Researchers come up with ‘coronavirus calculator’ to show effects of not wearing face masks
Polish researchers have developed a system that calculates how the decision to wear a mask can influence the number of coronavirus infections.
The ‘coronavirus calculator’ from Joanna Michałowska at the Poznań University of Medical Sciences and Dominik Czernia at the Henryk Niewodniczański Institute of Nuclear Physics in Kraków, consists of a simple questionnaire.
Users are asked whether they wear a mask and about the material that it is made of, with options including cotton, linen and surgical masks.
Based on this, the tool calculates the mask’s effectiveness, expressed as a percentage.
The choice of mask affects the Ro coefficient, which refers to the expected number of cases directly generated by a single case of the virus in a given population.
If there are no restrictions, such as masks, Ro for COVID-19 is 2.5. This means that every person with the virus infects from 2 to 4 people, on average.
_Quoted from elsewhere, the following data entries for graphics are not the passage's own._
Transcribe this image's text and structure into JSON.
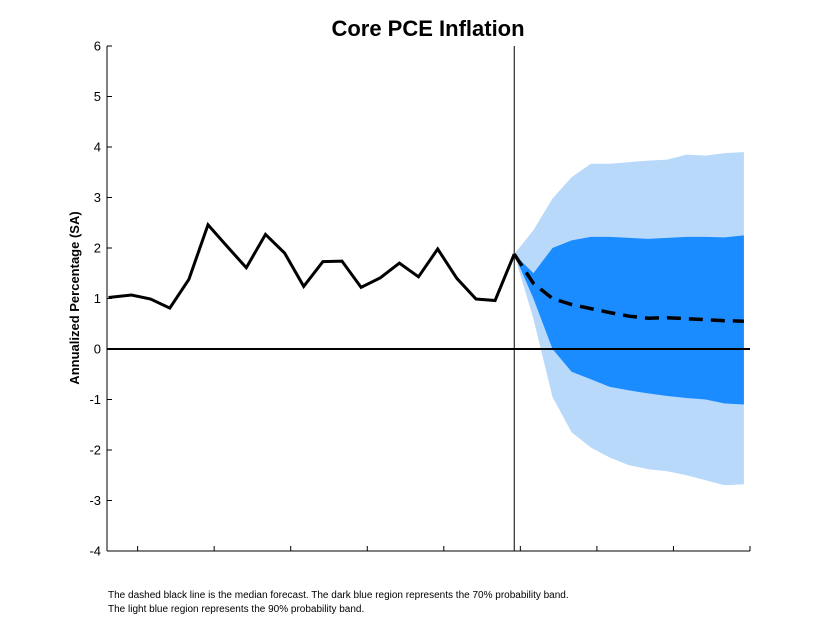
{
  "chart_data": {
    "type": "line",
    "title": "Core PCE Inflation",
    "ylabel": "Annualized Percentage (SA)",
    "xlim": [
      2009.6,
      2018.0
    ],
    "ylim": [
      -4,
      6
    ],
    "x_ticks": [
      2010,
      2011,
      2012,
      2013,
      2014,
      2015,
      2016,
      2017,
      2018
    ],
    "y_ticks": [
      6,
      5,
      4,
      3,
      2,
      1,
      0,
      -1,
      -2,
      -3,
      -4
    ],
    "forecast_start": 2014.92,
    "colors": {
      "band90": "#b8d9fa",
      "band70": "#1a8cff",
      "history": "#000000",
      "median": "#000000"
    },
    "history": {
      "x": [
        2009.62,
        2009.92,
        2010.17,
        2010.42,
        2010.67,
        2010.92,
        2011.17,
        2011.42,
        2011.67,
        2011.92,
        2012.17,
        2012.42,
        2012.67,
        2012.92,
        2013.17,
        2013.42,
        2013.67,
        2013.92,
        2014.17,
        2014.42,
        2014.67,
        2014.92
      ],
      "y": [
        1.02,
        1.07,
        0.99,
        0.81,
        1.38,
        2.46,
        2.03,
        1.61,
        2.27,
        1.9,
        1.24,
        1.73,
        1.74,
        1.22,
        1.41,
        1.7,
        1.43,
        1.98,
        1.4,
        0.99,
        0.96,
        1.88
      ]
    },
    "median_forecast": {
      "x": [
        2014.92,
        2015.17,
        2015.42,
        2015.67,
        2015.92,
        2016.17,
        2016.42,
        2016.67,
        2016.92,
        2017.17,
        2017.42,
        2017.67,
        2017.92
      ],
      "y": [
        1.88,
        1.3,
        1.0,
        0.88,
        0.8,
        0.72,
        0.65,
        0.61,
        0.62,
        0.6,
        0.58,
        0.56,
        0.55
      ]
    },
    "band70": {
      "x": [
        2014.92,
        2015.17,
        2015.42,
        2015.67,
        2015.92,
        2016.17,
        2016.42,
        2016.67,
        2016.92,
        2017.17,
        2017.42,
        2017.67,
        2017.92
      ],
      "lower": [
        1.88,
        1.0,
        0.0,
        -0.45,
        -0.6,
        -0.75,
        -0.82,
        -0.88,
        -0.93,
        -0.97,
        -1.0,
        -1.08,
        -1.1
      ],
      "upper": [
        1.88,
        1.5,
        2.0,
        2.15,
        2.22,
        2.22,
        2.2,
        2.18,
        2.2,
        2.22,
        2.22,
        2.21,
        2.25
      ]
    },
    "band90": {
      "x": [
        2014.92,
        2015.17,
        2015.42,
        2015.67,
        2015.92,
        2016.17,
        2016.42,
        2016.67,
        2016.92,
        2017.17,
        2017.42,
        2017.67,
        2017.92
      ],
      "lower": [
        1.88,
        0.6,
        -0.95,
        -1.65,
        -1.95,
        -2.15,
        -2.3,
        -2.38,
        -2.42,
        -2.5,
        -2.6,
        -2.7,
        -2.68
      ],
      "upper": [
        1.88,
        2.35,
        2.98,
        3.4,
        3.67,
        3.67,
        3.7,
        3.73,
        3.75,
        3.85,
        3.83,
        3.88,
        3.9
      ]
    }
  },
  "caption": {
    "line1": "The dashed black line is the median forecast. The dark blue region represents the 70% probability band.",
    "line2": "The light blue region represents the 90% probability band."
  }
}
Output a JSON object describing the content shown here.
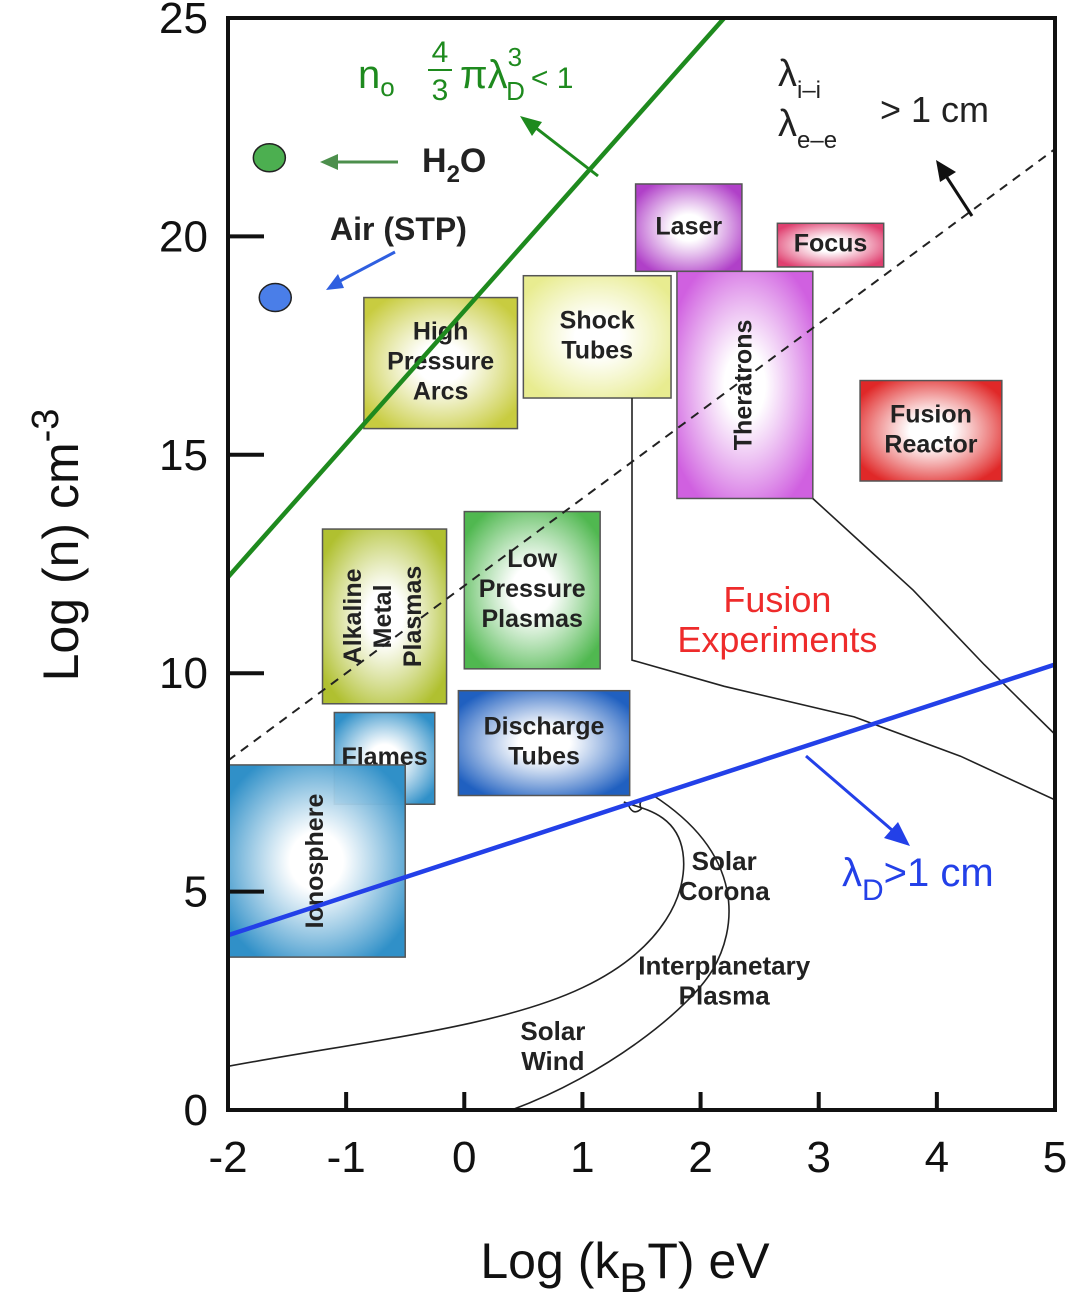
{
  "chart_data": {
    "type": "scatter",
    "xlabel": "Log (k",
    "xlabel_sub": "B",
    "xlabel_tail": "T) eV",
    "ylabel": "Log (n) cm",
    "ylabel_sup": "-3",
    "xlim": [
      -2,
      5
    ],
    "ylim": [
      0,
      25
    ],
    "xticks": [
      "-2",
      "-1",
      "0",
      "1",
      "2",
      "3",
      "4",
      "5"
    ],
    "yticks": [
      "0",
      "5",
      "10",
      "15",
      "20",
      "25"
    ],
    "grid": false,
    "points": [
      {
        "name": "H",
        "sub": "2",
        "tail": "O",
        "x": -1.65,
        "y": 21.8,
        "color": "#4caf50"
      },
      {
        "name": "Air (STP)",
        "x": -1.6,
        "y": 18.6,
        "color": "#4a7ee8"
      }
    ],
    "lines": [
      {
        "kind": "debye-sphere",
        "x": [
          -2,
          2.2
        ],
        "y": [
          12.2,
          25
        ],
        "color": "#1e8a1e",
        "label_lead": "n",
        "label_lead_sub": "o",
        "label_frac_num": "4",
        "label_frac_den": "3",
        "label_pi_lambda": "πλ",
        "label_sup": "3",
        "label_sub": "D",
        "label_tail": "< 1"
      },
      {
        "kind": "debye-length",
        "x": [
          -2,
          5
        ],
        "y": [
          4,
          10.2
        ],
        "color": "#2340e8",
        "label_lambda": "λ",
        "label_sub": "D",
        "label_tail": ">1 cm"
      },
      {
        "kind": "mean-free-path",
        "x": [
          -2,
          5
        ],
        "y": [
          8,
          22
        ],
        "color": "#222222",
        "dashed": true,
        "label_l1": "λ",
        "label_l1_sub": "i–i",
        "label_l2": "λ",
        "label_l2_sub": "e–e",
        "label_tail": "> 1 cm"
      }
    ],
    "regions": [
      {
        "label": [
          "Laser"
        ],
        "x": [
          1.45,
          2.35
        ],
        "y": [
          19.2,
          21.2
        ],
        "color": "#b040c8",
        "vertical": false
      },
      {
        "label": [
          "Focus"
        ],
        "x": [
          2.65,
          3.55
        ],
        "y": [
          19.3,
          20.3
        ],
        "color": "#e04070",
        "vertical": false
      },
      {
        "label": [
          "Shock",
          "Tubes"
        ],
        "x": [
          0.5,
          1.75
        ],
        "y": [
          16.3,
          19.1
        ],
        "color": "#e8ec90",
        "vertical": false
      },
      {
        "label": [
          "High",
          "Pressure",
          "Arcs"
        ],
        "x": [
          -0.85,
          0.45
        ],
        "y": [
          15.6,
          18.6
        ],
        "color": "#c8cc40",
        "vertical": false
      },
      {
        "label": [
          "Theratrons"
        ],
        "x": [
          1.8,
          2.95
        ],
        "y": [
          14,
          19.2
        ],
        "color": "#d060e0",
        "vertical": true
      },
      {
        "label": [
          "Fusion",
          "Reactor"
        ],
        "x": [
          3.35,
          4.55
        ],
        "y": [
          14.4,
          16.7
        ],
        "color": "#e02828",
        "vertical": false
      },
      {
        "label": [
          "Low",
          "Pressure",
          "Plasmas"
        ],
        "x": [
          0,
          1.15
        ],
        "y": [
          10.1,
          13.7
        ],
        "color": "#50b850",
        "vertical": false
      },
      {
        "label": [
          "Alkaline",
          "Metal",
          "Plasmas"
        ],
        "x": [
          -1.2,
          -0.15
        ],
        "y": [
          9.3,
          13.3
        ],
        "color": "#b0c030",
        "vertical": true
      },
      {
        "label": [
          "Flames"
        ],
        "x": [
          -1.1,
          -0.25
        ],
        "y": [
          7,
          9.1
        ],
        "color": "#3090c8",
        "vertical": false
      },
      {
        "label": [
          "Discharge",
          "Tubes"
        ],
        "x": [
          -0.05,
          1.4
        ],
        "y": [
          7.2,
          9.6
        ],
        "color": "#2060c0",
        "vertical": false
      },
      {
        "label": [
          "Ionosphere"
        ],
        "x": [
          -2,
          -0.5
        ],
        "y": [
          3.5,
          7.9
        ],
        "color": "#3090c8",
        "vertical": true
      }
    ],
    "annotations": [
      {
        "text": [
          "Fusion",
          "Experiments"
        ],
        "x": 2.65,
        "y": 11.4,
        "color": "#ee2b2b"
      },
      {
        "text": [
          "Solar",
          "Corona"
        ],
        "x": 2.2,
        "y": 5.5,
        "color": "#222222"
      },
      {
        "text": [
          "Interplanetary",
          "Plasma"
        ],
        "x": 2.2,
        "y": 3.1,
        "color": "#222222"
      },
      {
        "text": [
          "Solar",
          "Wind"
        ],
        "x": 0.75,
        "y": 1.6,
        "color": "#222222"
      }
    ]
  }
}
As stated under the calculator: “If 50 percent of the population wore masks, R₀ would drop to 0.9. To halt the epidemic, R₀ would need to be less than 1”.
Joanna Michałowska said: “It shows how important it is to wear masks and that the individual choices and actions of each of us have a real impact on the spread of the virus.”
Their tool is available for free on the website omnicalculator.com, which was created by a Kraków-based start-up and offers over 1400 different calculators spanning a range of subjects.
The website also includes an explainer on masks’ effectiveness, the type of masks available and how to make one yourself.